Indeed, using SegmentationPurity and SegmentationCoverage I obtain:
@hbredin Thanks for the comment.
@bml1g12 May you share hypothesis.to_annotation() result? Also, thanks for sharing these results.
Using alpha=0.2
, min_duration=1.0
on the first file EN2002b.Mix-Headset, zoomed in on the first 200 seconds for clarity notebook.crop = Segment(0,200)
Thanks for the reply.
I will try to train it again. Because, as I wrote, I always get %100 coverage.
Maybe you are using a bad epoch - how does your validation coverage for the epoch you are using compare? i.e. in the tensorboard file
Ah I see your using the 5th epoch, whereas I'm using 1000th - I suspect that is the issue
I agree with you. My computing resource is limited, so that, I have used a few epochs. When I tried for 100 epochs, loss was non-decreasing after 10th epochs.

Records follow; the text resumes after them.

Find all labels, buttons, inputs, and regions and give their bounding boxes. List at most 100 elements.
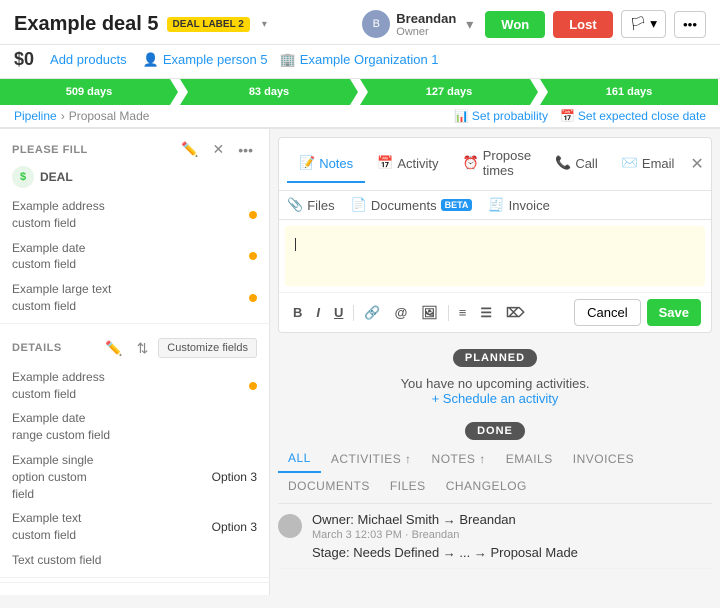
schedule-link[interactable]: + Schedule an activity xyxy=(432,391,559,406)
avatar: B xyxy=(362,10,390,38)
deal-label: DEAL LABEL 2 xyxy=(167,17,250,32)
org-link: 🏢 Example Organization 1 xyxy=(280,52,439,68)
customize-fields-btn[interactable]: Customize fields xyxy=(158,338,257,358)
add-products-link[interactable]: Add products xyxy=(50,52,127,67)
breadcrumb-pipeline[interactable]: Pipeline xyxy=(14,109,57,123)
invoice-icon: 🧾 xyxy=(488,197,504,213)
please-fill-header: PLEASE FILL ✏️ ✕ ••• xyxy=(0,129,269,166)
cancel-button[interactable]: Cancel xyxy=(574,299,640,326)
field-address-label: Example addresscustom field xyxy=(12,198,105,232)
call-tab-label: Call xyxy=(575,156,597,171)
calendar-icon: 📅 xyxy=(560,109,575,123)
toolbar-underline[interactable]: U xyxy=(330,303,347,322)
activity-body: Stage: Needs Defined → ... → Proposal Ma… xyxy=(312,545,712,560)
close-icon[interactable]: ✕ xyxy=(209,139,229,160)
cursor xyxy=(295,238,296,251)
feed-tab-activities[interactable]: ACTIVITIES ↑ xyxy=(321,446,422,472)
field-daterange-details: Example daterange custom field xyxy=(0,406,269,448)
tab-notes[interactable]: 📝 Notes xyxy=(287,145,365,183)
documents-icon: 📄 xyxy=(351,197,367,213)
set-expected-close-link[interactable]: 📅 Set expected close date xyxy=(560,109,706,123)
no-activity-text: You have no upcoming activities. xyxy=(286,376,704,391)
field-largetext-fill: Example large textcustom field xyxy=(0,277,269,319)
main-content: PLEASE FILL ✏️ ✕ ••• $ DEAL Example addr… xyxy=(0,129,720,595)
tab-call[interactable]: 📞 Call xyxy=(543,145,610,183)
planned-label: PLANNED xyxy=(453,349,537,367)
org-name[interactable]: Example Organization 1 xyxy=(300,52,439,67)
feed-tab-notes[interactable]: NOTES ↑ xyxy=(422,446,496,472)
toolbar-list-ul[interactable]: ≡ xyxy=(455,303,471,322)
right-panel: 📝 Notes 📅 Activity ⏰ Propose times 📞 Cal… xyxy=(270,129,720,595)
deal-label-dropdown[interactable]: ▾ xyxy=(258,17,271,32)
more-icon[interactable]: ••• xyxy=(234,140,257,160)
planned-badge: PLANNED xyxy=(278,349,712,364)
breadcrumb: Pipeline › Proposal Made xyxy=(14,109,149,123)
toolbar-link[interactable]: 🔗 xyxy=(360,303,384,323)
breadcrumb-sep: › xyxy=(61,109,65,123)
org-icon: 🏢 xyxy=(280,52,296,68)
tab-email[interactable]: ✉️ Email xyxy=(610,145,687,183)
feed-tab-files[interactable]: FILES xyxy=(380,473,436,499)
done-label: DONE xyxy=(465,422,525,440)
revenue-edit-icon[interactable]: ✏️ xyxy=(203,593,228,595)
person-icon: 👤 xyxy=(143,52,159,68)
sub-tab-documents[interactable]: 📄 Documents BETA xyxy=(351,197,473,213)
editor-actions: Cancel Save xyxy=(574,299,701,326)
deal-amount: $0 xyxy=(14,49,34,70)
please-fill-title: PLEASE FILL xyxy=(12,144,88,156)
subheader: $0 Add products 👤 Example person 5 🏢 Exa… xyxy=(0,45,720,79)
lost-button[interactable]: Lost xyxy=(553,11,612,38)
stage-2[interactable]: 83 days xyxy=(180,79,358,105)
toolbar-image[interactable]: 🖼 xyxy=(417,303,442,323)
user-info: Breandan Owner xyxy=(396,11,456,38)
sub-tab-invoice[interactable]: 🧾 Invoice xyxy=(488,197,549,213)
email-tab-label: Email xyxy=(642,156,675,171)
sub-tab-files[interactable]: 📎 Files xyxy=(287,197,335,213)
toolbar-mention[interactable]: @ xyxy=(391,303,412,322)
revenue-more-icon[interactable]: ••• xyxy=(234,593,257,595)
stage-1[interactable]: 509 days xyxy=(0,79,178,105)
feed-tab-documents[interactable]: DOCUMENTS xyxy=(278,473,380,499)
feed-area: PLANNED You have no upcoming activities.… xyxy=(270,341,720,595)
header-left: Example deal 5 DEAL LABEL 2 ▾ xyxy=(14,13,271,36)
field-singleoption-details: Example singleoption customfield Option … xyxy=(0,448,269,506)
details-sort-icon[interactable]: ⇅ xyxy=(133,338,153,359)
pipeline-bar: 509 days 83 days 127 days 161 days Pipel… xyxy=(0,79,720,129)
set-probability-link[interactable]: 📊 Set probability xyxy=(454,109,548,123)
note-editor[interactable] xyxy=(285,226,705,286)
toolbar-bold[interactable]: B xyxy=(289,303,306,322)
toolbar-clear[interactable]: ⌦ xyxy=(502,303,528,323)
user-dropdown[interactable]: ▾ xyxy=(462,14,477,35)
deal-icon: $ xyxy=(12,166,34,188)
edit-icon[interactable]: ✏️ xyxy=(177,139,202,160)
feed-tab-emails[interactable]: EMAILS xyxy=(496,446,563,472)
details-actions: ✏️ ⇅ Customize fields xyxy=(101,338,257,359)
feed-tab-invoices[interactable]: INVOICES xyxy=(563,446,644,472)
more-button[interactable]: ••• xyxy=(674,11,706,38)
stage-1-label: 509 days xyxy=(66,86,112,98)
toolbar-list-ol[interactable]: ☰ xyxy=(476,303,496,323)
header: Example deal 5 DEAL LABEL 2 ▾ B Breandan… xyxy=(0,0,720,45)
save-button[interactable]: Save xyxy=(647,299,701,326)
email-icon: ✉️ xyxy=(622,155,638,171)
stage-3[interactable]: 127 days xyxy=(360,79,538,105)
feed-tab-changelog[interactable]: CHANGELOG xyxy=(436,473,537,499)
won-button[interactable]: Won xyxy=(485,11,545,38)
details-address-label: Example addresscustom field xyxy=(12,369,105,403)
tab-activity[interactable]: 📅 Activity xyxy=(365,145,450,183)
notes-close-button[interactable]: ✕ xyxy=(686,150,707,178)
details-edit-icon[interactable]: ✏️ xyxy=(101,338,126,359)
flag-button[interactable]: 🏳 ▾ xyxy=(621,10,666,38)
breadcrumb-current: Proposal Made xyxy=(69,109,150,123)
details-singleoption-value: Option 3 xyxy=(212,470,257,484)
field-textcustom-details: Text custom field xyxy=(0,548,269,573)
notes-tabs: 📝 Notes 📅 Activity ⏰ Propose times 📞 Cal… xyxy=(279,138,711,191)
feed-tab-all[interactable]: ALL xyxy=(278,445,321,473)
toolbar-italic[interactable]: I xyxy=(312,303,324,322)
tab-propose-times[interactable]: ⏰ Propose times xyxy=(451,138,544,190)
person-name[interactable]: Example person 5 xyxy=(163,52,268,67)
stage-3-label: 127 days xyxy=(426,86,472,98)
details-daterange-label: Example daterange custom field xyxy=(12,410,110,444)
stage-4[interactable]: 161 days xyxy=(540,79,718,105)
feed-tabs: ALL ACTIVITIES ↑ NOTES ↑ EMAILS INVOICES… xyxy=(278,441,712,504)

Edit: I have tried with weights from 50th epoch and take the alpha as a 0.25. Now, the result make sense.
Thanks for the helps. :pray:
@bml1g12 Hello, may you share the weights file? Because, I can not train until 1000th epoch. :)
@saisumit Thanks! :pray: I have tried it, however, I got this error.

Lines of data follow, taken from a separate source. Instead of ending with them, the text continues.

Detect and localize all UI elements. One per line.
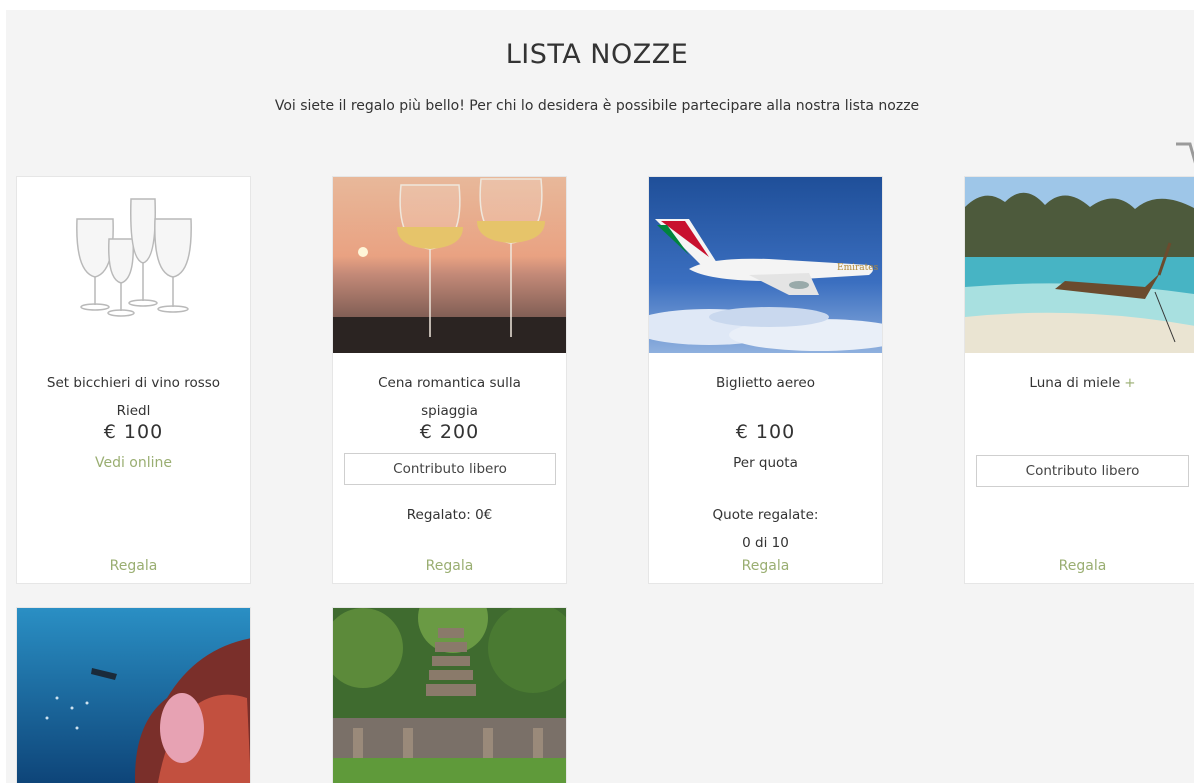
gift-price: € 100 — [103, 421, 164, 443]
gift-price: € 200 — [419, 421, 480, 443]
view-online-link[interactable]: Vedi online — [17, 455, 250, 471]
airplane-image: Emirates — [649, 177, 882, 353]
beach-boat-image — [965, 177, 1194, 353]
wine-glasses-image — [76, 198, 192, 317]
beach-dinner-image — [333, 177, 566, 353]
gift-image-water-temple[interactable] — [333, 608, 566, 783]
page-subtitle: Voi siete il regalo più bello! Per chi l… — [274, 98, 920, 114]
gift-name: Cena romantica sulla — [378, 375, 521, 391]
gift-image-coral-reef[interactable] — [17, 608, 250, 783]
gift-price: € 100 — [735, 421, 796, 443]
gift-button[interactable]: Regala — [649, 558, 882, 574]
per-share-label: Per quota — [733, 455, 798, 471]
temple-garden-image — [333, 608, 566, 783]
gift-card-honeymoon: Luna di miele + Contributo libero Regala — [964, 176, 1194, 584]
shares-gifted-value: 0 di 10 — [742, 535, 789, 551]
wedding-list-section: LISTA NOZZE Voi siete il regalo più bell… — [6, 10, 1194, 783]
gift-button[interactable]: Regala — [965, 558, 1194, 574]
gift-card-flight: Emirates Biglietto aereo € 100 Per quota… — [648, 176, 883, 584]
free-contribution-input[interactable]: Contributo libero — [344, 453, 556, 485]
gift-name: Luna di miele — [1029, 375, 1121, 391]
gift-name: Set bicchieri di vino rosso — [46, 375, 221, 391]
plus-icon[interactable]: + — [1124, 375, 1135, 391]
gift-card-dinner: Cena romantica sulla spiaggia € 200 Cont… — [332, 176, 567, 584]
gift-image-wine-glasses[interactable] — [17, 177, 250, 353]
shares-gifted-label: Quote regalate: — [712, 507, 819, 523]
gift-card-glasses: Set bicchieri di vino rosso Riedl € 100 … — [16, 176, 251, 584]
gift-button[interactable]: Regala — [17, 558, 250, 574]
gifted-amount: Regalato: 0€ — [406, 507, 493, 523]
gift-image-beach-dinner[interactable] — [333, 177, 566, 353]
gift-button[interactable]: Regala — [333, 558, 566, 574]
coral-reef-image — [17, 608, 250, 783]
gift-image-airplane[interactable]: Emirates — [649, 177, 882, 353]
page-title: LISTA NOZZE — [505, 39, 689, 70]
next-arrow-icon[interactable] — [1174, 138, 1194, 178]
airline-logo-text: Emirates — [837, 263, 879, 273]
gift-name-row: Luna di miele + — [965, 369, 1194, 397]
gift-image-boat-beach[interactable] — [965, 177, 1194, 353]
free-contribution-input[interactable]: Contributo libero — [976, 455, 1189, 487]
gift-card-temple — [332, 607, 567, 783]
gift-name: Biglietto aereo — [716, 375, 815, 391]
gift-card-diving — [16, 607, 251, 783]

CUDA driver version is insufficient for CUDA runtime version
I have no access for Nvidia Gpu and I am using 16.04 Ubuntu. Probably, error occurs because of these.
I'm afraid mine was also run on a cuda GPU so I can't help you either
Closing as it seems that this issue has diverged from the original one.

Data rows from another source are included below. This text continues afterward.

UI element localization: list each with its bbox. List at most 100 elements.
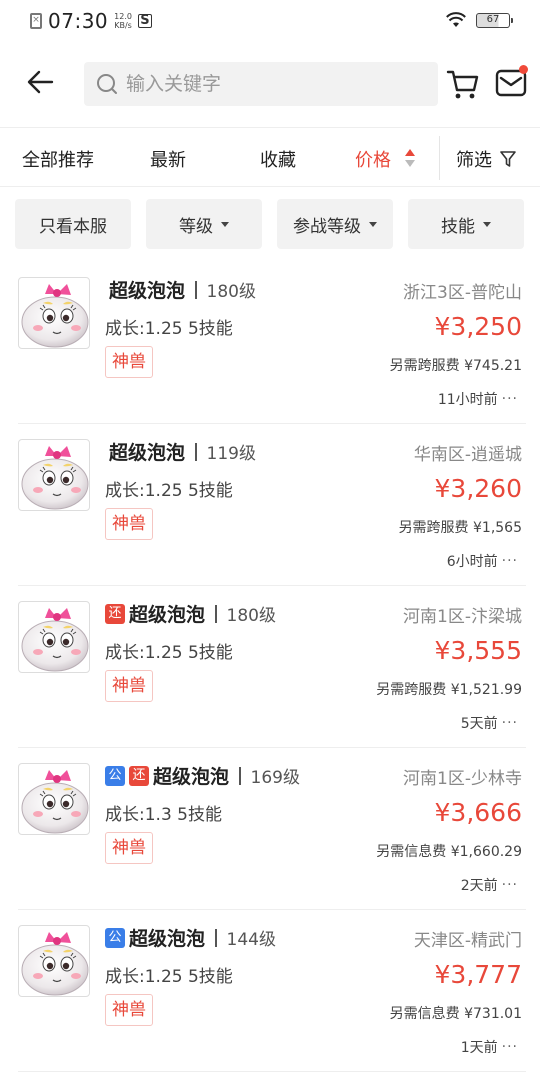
filter-icon — [500, 151, 516, 167]
network-speed: 12.0 KB/s — [114, 12, 132, 30]
item-level: 144级 — [226, 930, 276, 950]
item-fee: 另需跨服费 ¥1,521.99 — [376, 682, 522, 698]
item-time-row: 6小时前 ··· — [447, 551, 518, 571]
item-price: ¥3,260 — [434, 474, 522, 503]
more-icon[interactable]: ··· — [502, 391, 518, 407]
item-fee: 另需信息费 ¥731.01 — [389, 1006, 522, 1022]
bubble-pet-icon — [21, 932, 89, 996]
filter-button[interactable]: 筛选 — [456, 146, 516, 172]
dropdown-arrow-icon — [221, 221, 229, 227]
item-title-row: 公还 超级泡泡 169级 — [105, 762, 300, 789]
item-tags: 还 — [105, 603, 125, 624]
search-input[interactable] — [126, 73, 416, 95]
bubble-pet-icon — [21, 446, 89, 510]
filter-chips: 只看本服 等级 参战等级 技能 — [0, 199, 540, 251]
item-price: ¥3,555 — [434, 636, 522, 665]
app-notification-icon: S — [137, 14, 152, 28]
wifi-icon — [446, 12, 466, 27]
listing-item[interactable]: 公还 超级泡泡 169级 成长:1.3 5技能 神兽 河南1区-少林寺 ¥3,6… — [0, 748, 540, 910]
chip-skills[interactable]: 技能 — [408, 199, 524, 249]
item-badge: 神兽 — [105, 670, 153, 702]
more-icon[interactable]: ··· — [502, 553, 518, 569]
chip-this-server-label: 只看本服 — [39, 216, 107, 237]
item-level: 180级 — [206, 282, 256, 302]
more-icon[interactable]: ··· — [502, 877, 518, 893]
item-growth: 成长:1.25 5技能 — [105, 967, 233, 987]
item-level: 119级 — [206, 444, 256, 464]
return-tag: 还 — [105, 603, 125, 624]
battery-icon: 67 — [476, 12, 513, 28]
item-name: 超级泡泡 — [153, 766, 230, 788]
status-bar: × 07:30 12.0 KB/s S 67 — [0, 0, 540, 42]
item-name: 超级泡泡 — [129, 928, 206, 950]
tab-favorites[interactable]: 收藏 — [260, 146, 296, 172]
item-badge: 神兽 — [105, 994, 153, 1026]
more-icon[interactable]: ··· — [502, 1039, 518, 1055]
dropdown-arrow-icon — [483, 221, 491, 227]
filter-label: 筛选 — [456, 150, 492, 171]
item-tags: 公 — [105, 927, 125, 948]
item-name: 超级泡泡 — [109, 280, 186, 302]
chip-battle-level-label: 参战等级 — [293, 216, 361, 237]
search-bar[interactable] — [84, 62, 438, 106]
item-badge: 神兽 — [105, 832, 153, 864]
pet-avatar — [18, 763, 90, 835]
unread-dot — [519, 65, 528, 74]
item-time: 6小时前 — [446, 554, 498, 570]
item-time-row: 1天前 ··· — [461, 1037, 518, 1057]
item-name: 超级泡泡 — [109, 442, 186, 464]
pet-avatar — [18, 601, 90, 673]
public-tag: 公 — [105, 927, 125, 948]
chip-skills-label: 技能 — [441, 216, 475, 237]
cart-icon[interactable] — [446, 67, 480, 101]
item-fee: 另需跨服费 ¥745.21 — [389, 358, 522, 374]
title-divider — [195, 280, 197, 299]
divider — [439, 136, 440, 180]
item-growth: 成长:1.25 5技能 — [105, 643, 233, 663]
title-divider — [215, 928, 217, 947]
sort-arrows-icon — [405, 149, 415, 167]
item-server: 河南1区-少林寺 — [403, 769, 522, 789]
listing-item[interactable]: 还 超级泡泡 180级 成长:1.25 5技能 神兽 河南1区-汴梁城 ¥3,5… — [0, 586, 540, 748]
item-level: 169级 — [250, 768, 300, 788]
item-price: ¥3,666 — [434, 798, 522, 827]
listing-item[interactable]: 公 超级泡泡 144级 成长:1.25 5技能 神兽 天津区-精武门 ¥3,77… — [0, 910, 540, 1072]
item-server: 华南区-逍遥城 — [413, 445, 522, 465]
item-time: 11小时前 — [437, 392, 498, 408]
item-time-row: 2天前 ··· — [461, 875, 518, 895]
pet-avatar — [18, 925, 90, 997]
item-time: 5天前 — [460, 716, 498, 732]
bubble-pet-icon — [21, 770, 89, 834]
item-time-row: 11小时前 ··· — [438, 389, 518, 409]
listing-list: 超级泡泡 180级 成长:1.25 5技能 神兽 浙江3区-普陀山 ¥3,250… — [0, 262, 540, 1072]
pet-avatar — [18, 439, 90, 511]
more-icon[interactable]: ··· — [502, 715, 518, 731]
return-tag: 还 — [129, 765, 149, 786]
tab-all[interactable]: 全部推荐 — [22, 146, 94, 172]
back-arrow-icon[interactable] — [26, 67, 56, 97]
chip-this-server[interactable]: 只看本服 — [15, 199, 131, 249]
bubble-pet-icon — [21, 284, 89, 348]
tab-price[interactable]: 价格 — [355, 146, 391, 172]
item-badge: 神兽 — [105, 508, 153, 540]
chip-level[interactable]: 等级 — [146, 199, 262, 249]
network-speed-value: 12.0 — [114, 12, 132, 21]
tab-latest[interactable]: 最新 — [150, 146, 186, 172]
item-fee: 另需跨服费 ¥1,565 — [398, 520, 522, 536]
item-fee: 另需信息费 ¥1,660.29 — [376, 844, 522, 860]
sort-tabs: 全部推荐 最新 收藏 价格 筛选 — [0, 127, 540, 187]
item-name: 超级泡泡 — [129, 604, 206, 626]
search-icon — [97, 74, 117, 94]
item-server: 天津区-精武门 — [413, 931, 522, 951]
listing-item[interactable]: 超级泡泡 180级 成长:1.25 5技能 神兽 浙江3区-普陀山 ¥3,250… — [0, 262, 540, 424]
item-title-row: 还 超级泡泡 180级 — [105, 600, 276, 627]
item-growth: 成长:1.25 5技能 — [105, 481, 233, 501]
item-title-row: 超级泡泡 180级 — [105, 276, 256, 303]
item-price: ¥3,250 — [434, 312, 522, 341]
chip-battle-level[interactable]: 参战等级 — [277, 199, 393, 249]
item-title-row: 超级泡泡 119级 — [105, 438, 256, 465]
item-badge: 神兽 — [105, 346, 153, 378]
item-server: 河南1区-汴梁城 — [403, 607, 522, 627]
item-time-row: 5天前 ··· — [461, 713, 518, 733]
listing-item[interactable]: 超级泡泡 119级 成长:1.25 5技能 神兽 华南区-逍遥城 ¥3,260 … — [0, 424, 540, 586]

Hey, as suggested by the detailed tutorials, i went through them and trained all the models required for the pipeline. The pipeline is working on the AMI dataset but when i try to reproduce the results on other .wav files sampled at 16k, mono, and 256bps, it is not able to diarize the audio. Here is the breif of what i actually did. 1) Took a random meeting audio file, sampled at 16k , mono and 256bps 2) renamed it to ES2003a and replaced it with actual ES2003a ( thought it as a turnaround of creating another database ) 3) ran all the pipelines ( sad,scd, emb, diarization )
Output : 1) Speaker activity detection works perfectly and is able to classify regions of speech. 2) Speaker diarization does't works, everything is classified as 0
can you please tell if its because of replacing the actual file that the pipeline is giving wrong outputs for the diarization, and whats a better way to test the pipeline on random audios.